Credo che Gaffer usi un modello simile quando
usate il suo Diffuse Roughness.
Il Diffuse Sharpness di LightWave (chiamato in origine
Sharp Terminator) è un tentativo per simulare
questo modello. Minnaert è buono per ogni elemento
che ha una superficie porosa, o coperta di piccole
particelle, come la luna che è coperta di polvere.
Queste superfici possono restituire un sacco di luce
per retro riflessione.
Un buon esempio sono i metalli ossidati, i
metalli lavorati, la polvere, le rocce (in particolare
quelle sedimentarie come sabbia, argilla e ardesia,
e in minor modo marmo e granito, che possono essere
riprodotti meglio con Lambert), il legno non lavorato,
la vernice opaca (secca naturalmente), e ogni elemento
simile a questi. Se avete una superficie finemente
grezza, o che sembra impolverata, Minnaert è
il vostro shader.
Minnaert B, la seconda opzione
dello shader, è adatto per i materiali fibrosi,
che tendono a mantenere le fibre orientate perpendicolarmente
alla superficie, come il velluto, i tappeti.
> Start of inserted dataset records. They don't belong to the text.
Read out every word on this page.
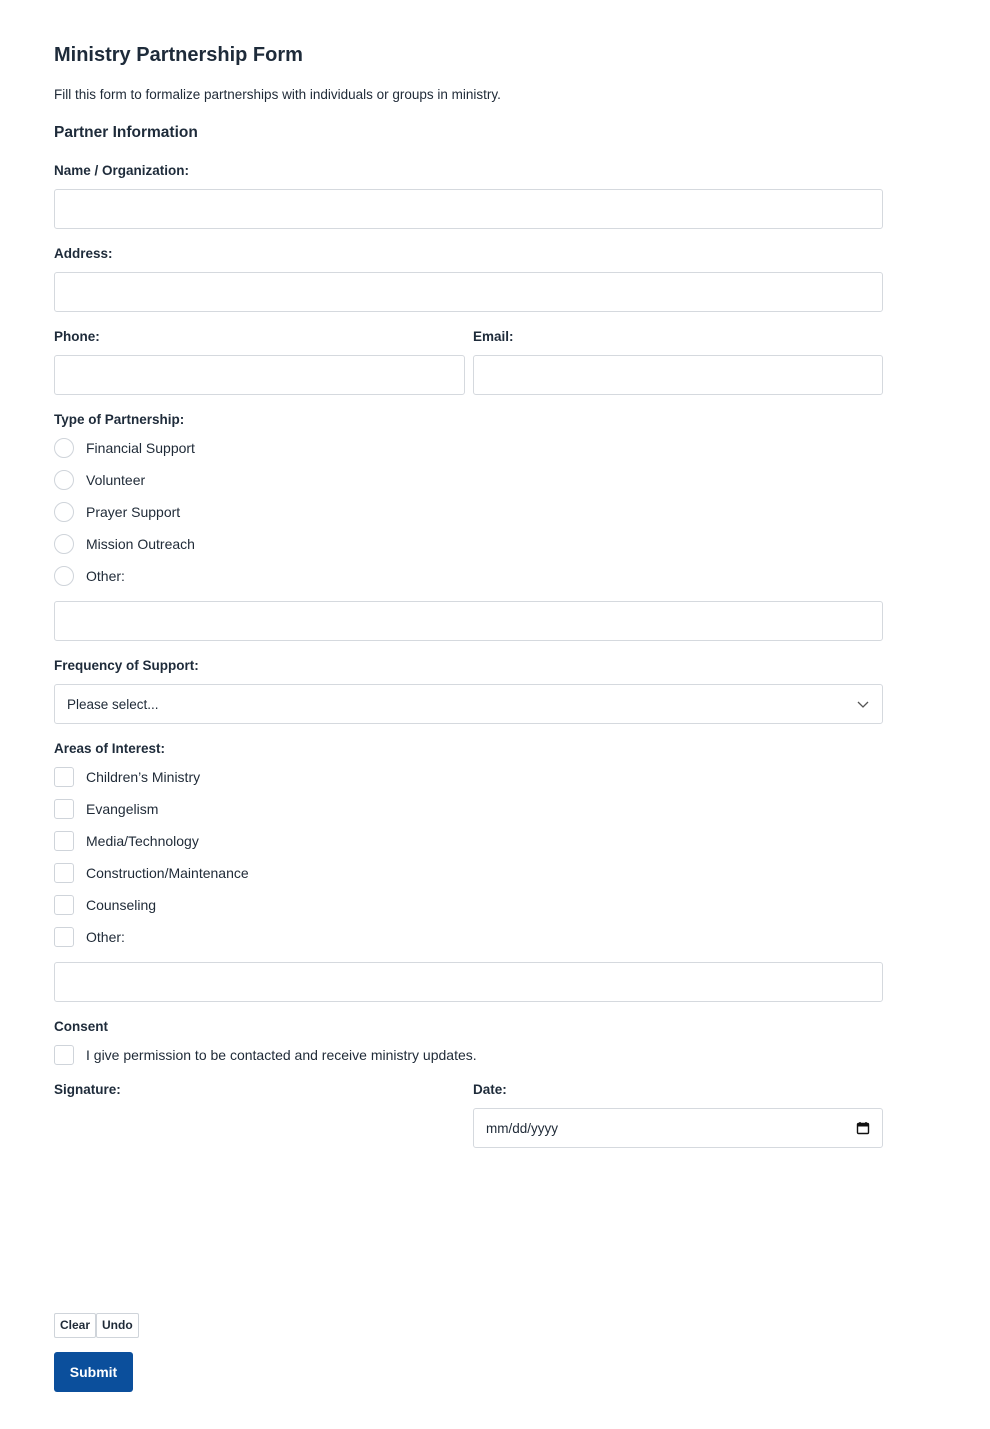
Ministry Partnership Form
Fill this form to formalize partnerships with individuals or groups in ministry.
Partner Information
Name / Organization:
Address:
Phone:	Email:
Type of Partnership:
Financial Support
Volunteer
Prayer Support
Mission Outreach
Other:
Frequency of Support:
Please select...
Areas of Interest:
Children’s Ministry
Evangelism
Media/Technology
Construction/Maintenance
Counseling
Other:
Consent
I give permission to be contacted and receive ministry updates.
Signature:	Date:
mm/dd/yyyy
Clear Undo
Submit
Il modello
è molto simile a Oren-Nayar, che spesso viene
chiamato shader velluto.
Di fatto questi due shader sono spesso scambiati con
moon shader e velvet shader.
Esistono un sacco di variazioni di questi shader,
e la linea di demarcazione è alquanto sottile.
Oren-Nayar (almeno una delle
due variazioni di questo modello) è nato per
simulare le superfici "pelose", ancora una
volta con le fibre posizionate in parallelo alla superficie.
Meno luce è riflessa dalla superficie, più
perpendicolare risulta il punto di vista.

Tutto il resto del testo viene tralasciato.